A pesquisa em lesões medulares é notoriamente desafiadora, com avanços lentos e muitas vezes incrementais. A complexidade do sistema nervoso central e a variedade de tipos de lesões exigem abordagens multifacetadas e, frequentemente, muitos anos de estudo. Cada evento adverso, como os óbitos reportados, é cuidadosamente analisado para identificar padrões, possíveis causas e ajustes necessários nos protocolos de pesquisa, visando a segurança dos participantes.

Mecanismos de acompanhamento e notificação

A Agência Nacional de Vigilância Sanitária mantém um sistema robusto para o acompanhamento de eventos adversos em ensaios clínicos, bem como para produtos já comercializados. É mandatório que laboratórios farmacêuticos e instituições de pesquisa notifiquem imediatamente quaisquer ocorrências graves que possam estar relacionadas ao uso de medicamentos ou substâncias em teste. Essa vigilância é vital para garantir a proteção dos participantes e a integridade da pesquisa científica.

Os dados coletados durante os estudos clínicos, incluindo informações sobre eventos adversos, são cruciais para a Anvisa na tomada de decisões. Eles alimentam a análise de risco-benefício e determinam se um medicamento pode avançar para as próximas fases ou, em alguns casos, ter seu desenvolvimento interrompido.
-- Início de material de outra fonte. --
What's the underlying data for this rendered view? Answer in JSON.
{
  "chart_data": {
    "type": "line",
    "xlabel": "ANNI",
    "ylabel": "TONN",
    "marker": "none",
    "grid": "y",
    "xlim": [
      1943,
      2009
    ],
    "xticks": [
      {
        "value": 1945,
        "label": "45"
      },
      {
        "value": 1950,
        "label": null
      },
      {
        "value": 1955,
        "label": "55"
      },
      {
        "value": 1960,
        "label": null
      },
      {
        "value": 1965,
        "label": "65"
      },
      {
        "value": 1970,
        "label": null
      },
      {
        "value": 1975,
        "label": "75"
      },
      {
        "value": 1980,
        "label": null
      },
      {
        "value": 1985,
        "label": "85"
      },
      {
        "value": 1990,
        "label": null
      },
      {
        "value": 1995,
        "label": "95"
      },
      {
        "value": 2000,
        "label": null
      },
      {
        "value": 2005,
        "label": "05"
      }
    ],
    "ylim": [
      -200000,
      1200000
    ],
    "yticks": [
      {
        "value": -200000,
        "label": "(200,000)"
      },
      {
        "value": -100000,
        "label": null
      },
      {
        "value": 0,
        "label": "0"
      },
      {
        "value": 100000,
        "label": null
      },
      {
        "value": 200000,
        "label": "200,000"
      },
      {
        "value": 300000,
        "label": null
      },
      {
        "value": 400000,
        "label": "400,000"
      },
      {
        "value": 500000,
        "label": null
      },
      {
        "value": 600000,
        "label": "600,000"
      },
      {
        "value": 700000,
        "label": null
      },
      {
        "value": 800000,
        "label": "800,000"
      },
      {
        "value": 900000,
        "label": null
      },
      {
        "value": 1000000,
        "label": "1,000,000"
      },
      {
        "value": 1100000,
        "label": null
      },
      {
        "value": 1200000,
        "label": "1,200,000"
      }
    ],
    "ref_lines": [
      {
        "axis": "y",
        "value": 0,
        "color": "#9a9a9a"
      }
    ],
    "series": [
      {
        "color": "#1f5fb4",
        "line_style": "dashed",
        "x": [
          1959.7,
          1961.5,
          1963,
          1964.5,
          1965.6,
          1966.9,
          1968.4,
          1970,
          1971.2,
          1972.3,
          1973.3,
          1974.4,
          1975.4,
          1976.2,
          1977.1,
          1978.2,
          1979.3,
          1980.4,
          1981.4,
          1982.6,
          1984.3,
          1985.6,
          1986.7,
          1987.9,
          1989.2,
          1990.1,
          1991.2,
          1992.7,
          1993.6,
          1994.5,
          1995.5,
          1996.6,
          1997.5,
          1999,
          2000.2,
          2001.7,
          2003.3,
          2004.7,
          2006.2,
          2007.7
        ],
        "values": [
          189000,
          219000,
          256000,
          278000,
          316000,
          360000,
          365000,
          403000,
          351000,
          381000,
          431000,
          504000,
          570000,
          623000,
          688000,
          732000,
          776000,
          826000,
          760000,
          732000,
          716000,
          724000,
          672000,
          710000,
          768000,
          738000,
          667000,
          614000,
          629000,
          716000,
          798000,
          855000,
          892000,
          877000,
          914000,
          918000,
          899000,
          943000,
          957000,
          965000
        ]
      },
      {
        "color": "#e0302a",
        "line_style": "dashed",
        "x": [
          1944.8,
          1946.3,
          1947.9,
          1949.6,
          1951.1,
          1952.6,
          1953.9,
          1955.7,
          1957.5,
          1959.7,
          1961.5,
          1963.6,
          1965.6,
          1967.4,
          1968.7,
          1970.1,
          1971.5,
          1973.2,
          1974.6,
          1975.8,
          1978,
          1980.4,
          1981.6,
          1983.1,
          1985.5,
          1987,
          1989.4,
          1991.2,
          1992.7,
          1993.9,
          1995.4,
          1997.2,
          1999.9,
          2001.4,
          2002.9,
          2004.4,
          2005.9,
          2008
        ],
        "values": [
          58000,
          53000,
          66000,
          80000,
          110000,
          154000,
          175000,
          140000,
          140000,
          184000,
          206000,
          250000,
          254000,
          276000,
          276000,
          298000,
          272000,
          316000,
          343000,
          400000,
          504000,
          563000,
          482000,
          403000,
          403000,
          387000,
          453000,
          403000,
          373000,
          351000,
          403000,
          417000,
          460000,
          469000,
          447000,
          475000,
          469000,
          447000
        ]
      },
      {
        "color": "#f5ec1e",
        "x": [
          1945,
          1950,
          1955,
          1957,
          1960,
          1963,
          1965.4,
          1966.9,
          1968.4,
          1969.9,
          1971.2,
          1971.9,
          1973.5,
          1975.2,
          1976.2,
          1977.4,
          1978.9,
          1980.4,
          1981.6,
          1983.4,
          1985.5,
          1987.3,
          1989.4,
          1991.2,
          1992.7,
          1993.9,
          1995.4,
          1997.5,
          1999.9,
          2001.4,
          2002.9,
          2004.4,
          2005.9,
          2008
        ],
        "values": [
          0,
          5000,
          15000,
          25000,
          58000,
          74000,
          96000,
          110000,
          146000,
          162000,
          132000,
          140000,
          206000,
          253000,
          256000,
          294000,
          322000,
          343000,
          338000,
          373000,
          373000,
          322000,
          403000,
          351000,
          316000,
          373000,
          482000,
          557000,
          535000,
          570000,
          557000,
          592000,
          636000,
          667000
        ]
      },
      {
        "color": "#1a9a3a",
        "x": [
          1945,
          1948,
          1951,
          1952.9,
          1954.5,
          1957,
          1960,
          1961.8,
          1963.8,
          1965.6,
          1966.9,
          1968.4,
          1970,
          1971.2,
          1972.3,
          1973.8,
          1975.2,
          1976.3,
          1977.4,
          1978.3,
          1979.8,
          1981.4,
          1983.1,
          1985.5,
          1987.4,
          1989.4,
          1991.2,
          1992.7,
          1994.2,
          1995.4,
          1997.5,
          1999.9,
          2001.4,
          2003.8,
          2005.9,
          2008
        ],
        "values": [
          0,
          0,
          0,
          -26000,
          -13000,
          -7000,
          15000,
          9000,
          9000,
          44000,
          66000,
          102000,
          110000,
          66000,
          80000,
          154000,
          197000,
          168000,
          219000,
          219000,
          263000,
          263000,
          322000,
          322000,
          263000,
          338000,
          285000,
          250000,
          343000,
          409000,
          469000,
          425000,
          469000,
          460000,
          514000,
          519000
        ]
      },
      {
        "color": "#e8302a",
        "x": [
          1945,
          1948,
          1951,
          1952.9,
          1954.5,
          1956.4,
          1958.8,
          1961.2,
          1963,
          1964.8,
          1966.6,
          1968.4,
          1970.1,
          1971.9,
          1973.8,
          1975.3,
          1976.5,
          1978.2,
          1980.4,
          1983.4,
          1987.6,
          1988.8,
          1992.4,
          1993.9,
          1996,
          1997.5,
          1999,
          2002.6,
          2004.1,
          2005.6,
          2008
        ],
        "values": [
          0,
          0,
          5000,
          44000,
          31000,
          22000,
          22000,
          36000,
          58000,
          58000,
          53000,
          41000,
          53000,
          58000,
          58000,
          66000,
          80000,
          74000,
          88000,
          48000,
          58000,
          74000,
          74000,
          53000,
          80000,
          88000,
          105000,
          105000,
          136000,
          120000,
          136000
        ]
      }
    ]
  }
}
A revisão por especialistas independentes também desempenha um papel fundamental nesse processo de avaliação.

A supervisão contínua da Anvisa e a adesão rigorosa aos protocolos de pesquisa internacionalmente reconhecidos são essenciais. Esses mecanismos visam proteger os pacientes, ao mesmo tempo em que facilitam o avanço da ciência e o desenvolvimento de novas terapias que podem, no futuro, oferecer soluções para condições médicas complexas e atualmente sem cura definitiva.